I think ideally it would be possible to pass a protoc option to specify which wire formats to generate. This would be nice because JSON-only clients then wouldn't need to import the JS protobuf package.
@alecthomas yeah, that is a good point. We'd only needed protobuf/twirp for our rpc/services, so was all we've implemented so far...
The service impl code is fairly straightforward:
https://github.com/stephenh/ts-proto/blob/master/src/main.ts#L725
And I think really it'd just be generateRegularRpc function that could be the first place to add some conditional "if output type" type logic:
https://github.com/stephenh/ts-proto/blob/master/src/main.ts#L695
Would you be interesting in tacking a crack at this?
I might be able to hack on this at some point, but all the better if you'd like to, and then could verify the impl / usage / etc. within your project / ecosystem.
I started to take a look at what would be involved here.
Unfortunately, protobuf.js does not support encoding/decoding to/from canonical proto3 JSON: https://github.com/protobufjs/protobuf.js/issues/1304
It looks like it's partially implemented, but lacking support for important well-known-types like Timestamp and Duration.
And google's JS protobuf library has no support at all: protocolbuffers/protobuf-javascript#95
Do you see any way forward?
It looks like there are some open PRs that would help, e.g. https://github.com/protobufjs/protobuf.js/pull/1258
Maybe the way forward is to implement this using protobufjs, without support for those well-known types, and then either fork protobuf.js, patch it at runtime, or wait for it to be fixed upstream.
Hey @isherman apologies for the really late reply here.
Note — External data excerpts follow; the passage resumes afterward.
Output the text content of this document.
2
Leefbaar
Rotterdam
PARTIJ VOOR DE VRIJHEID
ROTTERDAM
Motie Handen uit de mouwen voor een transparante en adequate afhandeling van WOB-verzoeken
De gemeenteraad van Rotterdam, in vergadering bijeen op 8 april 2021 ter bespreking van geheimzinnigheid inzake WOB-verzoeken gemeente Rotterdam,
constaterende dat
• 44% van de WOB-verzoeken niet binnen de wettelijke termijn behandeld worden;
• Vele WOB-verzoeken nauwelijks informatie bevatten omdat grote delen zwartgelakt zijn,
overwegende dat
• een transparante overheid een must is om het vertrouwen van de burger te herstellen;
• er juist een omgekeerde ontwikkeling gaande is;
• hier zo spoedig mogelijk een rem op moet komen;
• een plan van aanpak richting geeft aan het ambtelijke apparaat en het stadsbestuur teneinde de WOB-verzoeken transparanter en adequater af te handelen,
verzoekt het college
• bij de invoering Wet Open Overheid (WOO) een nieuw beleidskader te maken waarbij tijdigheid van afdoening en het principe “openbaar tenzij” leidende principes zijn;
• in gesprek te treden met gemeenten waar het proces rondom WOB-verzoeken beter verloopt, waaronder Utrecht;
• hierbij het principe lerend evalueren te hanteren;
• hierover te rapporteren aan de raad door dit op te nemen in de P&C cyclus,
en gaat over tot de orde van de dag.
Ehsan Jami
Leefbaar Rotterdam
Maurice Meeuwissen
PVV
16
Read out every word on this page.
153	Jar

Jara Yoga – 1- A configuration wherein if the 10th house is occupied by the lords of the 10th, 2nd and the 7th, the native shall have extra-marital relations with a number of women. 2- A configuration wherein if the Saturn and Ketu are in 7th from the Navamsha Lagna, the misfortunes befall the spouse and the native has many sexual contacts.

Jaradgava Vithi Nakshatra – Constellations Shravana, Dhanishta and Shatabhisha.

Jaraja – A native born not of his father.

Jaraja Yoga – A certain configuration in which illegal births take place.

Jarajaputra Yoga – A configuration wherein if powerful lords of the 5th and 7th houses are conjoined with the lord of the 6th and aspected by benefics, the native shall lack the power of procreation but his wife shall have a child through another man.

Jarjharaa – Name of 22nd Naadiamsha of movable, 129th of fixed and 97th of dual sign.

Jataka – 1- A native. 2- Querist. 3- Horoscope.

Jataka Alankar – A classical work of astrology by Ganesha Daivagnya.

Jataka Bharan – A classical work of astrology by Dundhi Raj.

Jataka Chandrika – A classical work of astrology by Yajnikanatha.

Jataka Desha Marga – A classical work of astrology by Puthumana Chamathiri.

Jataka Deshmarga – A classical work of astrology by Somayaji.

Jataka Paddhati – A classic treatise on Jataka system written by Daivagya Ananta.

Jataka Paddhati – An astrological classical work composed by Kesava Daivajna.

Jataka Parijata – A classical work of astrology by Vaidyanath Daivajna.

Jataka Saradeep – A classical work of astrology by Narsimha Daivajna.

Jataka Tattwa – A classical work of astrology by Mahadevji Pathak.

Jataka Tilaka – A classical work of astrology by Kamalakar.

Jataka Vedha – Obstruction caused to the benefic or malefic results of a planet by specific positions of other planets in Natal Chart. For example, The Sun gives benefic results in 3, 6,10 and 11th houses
It'd be awesome if you could poke around at this.
Per the protobuf.js PRs, I think that shouldn't be a problem, because ts-proto implements its own direct support for the proto3 JSON protocol.
I.e. here is where we generate Message.fromJSON methods and handle timestamps:
https://github.com/stephenh/ts-proto/blob/master/src/main.ts#L759
We don't handle encoding/encoding Durations yet.
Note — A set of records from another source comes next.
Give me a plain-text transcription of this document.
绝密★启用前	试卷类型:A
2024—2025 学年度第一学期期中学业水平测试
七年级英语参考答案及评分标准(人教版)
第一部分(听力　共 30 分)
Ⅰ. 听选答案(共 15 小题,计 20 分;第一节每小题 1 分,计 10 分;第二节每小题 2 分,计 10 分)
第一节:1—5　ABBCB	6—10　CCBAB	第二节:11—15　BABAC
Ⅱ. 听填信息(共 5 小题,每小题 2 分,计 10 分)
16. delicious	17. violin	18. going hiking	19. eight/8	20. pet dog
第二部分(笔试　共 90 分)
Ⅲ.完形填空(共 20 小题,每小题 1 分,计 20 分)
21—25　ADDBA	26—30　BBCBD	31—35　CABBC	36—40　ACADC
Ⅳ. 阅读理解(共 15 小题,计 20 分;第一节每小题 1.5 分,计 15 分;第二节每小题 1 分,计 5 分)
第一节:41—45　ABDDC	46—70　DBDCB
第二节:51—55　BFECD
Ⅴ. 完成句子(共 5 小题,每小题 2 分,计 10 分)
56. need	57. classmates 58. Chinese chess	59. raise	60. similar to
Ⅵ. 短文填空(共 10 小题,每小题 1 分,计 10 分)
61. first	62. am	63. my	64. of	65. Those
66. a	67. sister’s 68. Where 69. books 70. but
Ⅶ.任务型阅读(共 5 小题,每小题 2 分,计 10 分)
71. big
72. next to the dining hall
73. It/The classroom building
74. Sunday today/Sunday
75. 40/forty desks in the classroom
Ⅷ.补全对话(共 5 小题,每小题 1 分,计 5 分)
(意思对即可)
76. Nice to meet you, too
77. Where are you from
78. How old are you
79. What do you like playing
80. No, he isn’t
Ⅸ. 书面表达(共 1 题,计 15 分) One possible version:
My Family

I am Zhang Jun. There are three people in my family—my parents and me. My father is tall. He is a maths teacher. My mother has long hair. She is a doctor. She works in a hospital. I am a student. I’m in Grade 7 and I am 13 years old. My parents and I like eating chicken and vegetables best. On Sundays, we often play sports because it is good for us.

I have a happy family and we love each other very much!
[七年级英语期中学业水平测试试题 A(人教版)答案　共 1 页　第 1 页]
So, in theory, a JSON client would just be some glue that takes the service interfaces and makes a <Service>JsonClient that uses ts-proto's existing fromJSON/toJSON methods to serde the messages.
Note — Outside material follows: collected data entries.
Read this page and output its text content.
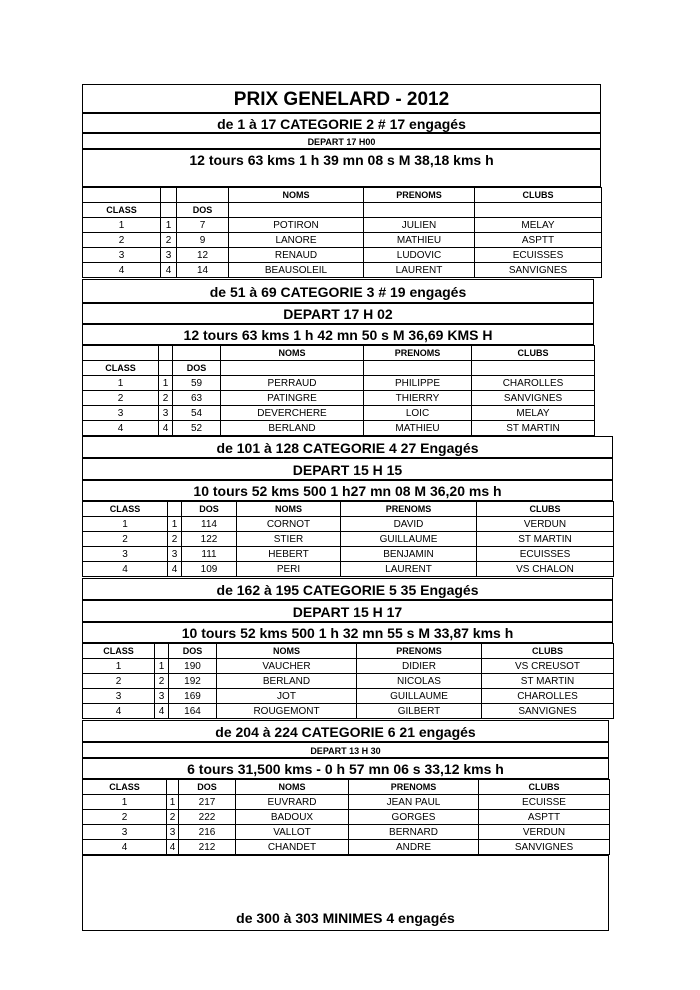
PRIX GENELARD - 2012
de 1 à 17 CATEGORIE 2 # 17 engagés
DEPART 17 H00
12 tours 63 kms 1 h 39 mn 08 s M 38,18 kms h
			NOMS	PRENOMS	CLUBS
CLASS		DOS			
1	1	7	POTIRON	JULIEN	MELAY
2	2	9	LANORE	MATHIEU	ASPTT
3	3	12	RENAUD	LUDOVIC	ECUISSES
4	4	14	BEAUSOLEIL	LAURENT	SANVIGNES
de 51 à 69 CATEGORIE 3 # 19 engagés
DEPART 17 H 02
12 tours 63 kms 1 h 42 mn 50 s M 36,69 KMS H
			NOMS	PRENOMS	CLUBS
CLASS		DOS			
1	1	59	PERRAUD	PHILIPPE	CHAROLLES
2	2	63	PATINGRE	THIERRY	SANVIGNES
3	3	54	DEVERCHERE	LOIC	MELAY
4	4	52	BERLAND	MATHIEU	ST MARTIN
de 101 à 128 CATEGORIE 4 27 Engagés
DEPART 15 H 15
10 tours 52 kms 500 1 h27 mn 08 M 36,20 ms h
CLASS		DOS	NOMS	PRENOMS	CLUBS
1	1	114	CORNOT	DAVID	VERDUN
2	2	122	STIER	GUILLAUME	ST MARTIN
3	3	111	HEBERT	BENJAMIN	ECUISSES
4	4	109	PERI	LAURENT	VS CHALON
de 162 à 195 CATEGORIE 5 35 Engagés
DEPART 15 H 17
10 tours 52 kms 500 1 h 32 mn 55 s M 33,87 kms h
CLASS		DOS	NOMS	PRENOMS	CLUBS
1	1	190	VAUCHER	DIDIER	VS CREUSOT
2	2	192	BERLAND	NICOLAS	ST MARTIN
3	3	169	JOT	GUILLAUME	CHAROLLES
4	4	164	ROUGEMONT	GILBERT	SANVIGNES
de 204 à 224 CATEGORIE 6 21 engagés
DEPART 13 H 30
6 tours 31,500 kms - 0 h 57 mn 06 s 33,12 kms h
CLASS		DOS	NOMS	PRENOMS	CLUBS
1	1	217	EUVRARD	JEAN PAUL	ECUISSE
2	2	222	BADOUX	GORGES	ASPTT
3	3	216	VALLOT	BERNARD	VERDUN
4	4	212	CHANDET	ANDRE	SANVIGNES
de 300 à 303 MINIMES 4 engagés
To make it really generic, we could also:
- Change the signature of the request function to take
interface Rpc {
- request(service: string, method: string, data: Uint8Array): Promise<Uint8Array>;
+ request<Req extends Codec, Res extends Codec>(service: string, method: string, req: Req): Promise<Res>;
}
where Codec is just:
// This is the interface that's already implemented by all types in ts-proto,
// i only gave it a name
interface Codec<T> {
encode(message: T, writer: Writer = Writer.create()): Writer;
decode(input: Uint8Array | Reader, length?: number): T;
fromJSON(object: any): T;
fromPartial(object: DeepPartial<T>): T;
toJSON(message: T): unknown;
}
- Then, it would be the user's responsability, when implementing the Rpc interface, to decide which wire format to use:
const implWithUint8Array: Rpc = {
request<Req, Res>(service: string, method: string, req: Req): Promise<Res> {
const data = Req.encode(req).finish();
// Do whatever you used to do before, e.g. gRPC
const wireResponse = ...;
return Res.decode(new Reader(wireResponse))
}
}
const implWithJSON: Rpc = {
request<Req, Res>(service: string, method: string, req: Req): Promise<Res> {
const data = Req.toJSON(req);
// Do whatever you used to do before, e.g. gRPC with JSON
const wireResponse = ...;
return Res.fromJSON(wireResponse);
}
}
Advantages:
- no need for an additional protoc option
- allow users to use Uint8Array, JSON for wire transfer... or do other more fancy stuff.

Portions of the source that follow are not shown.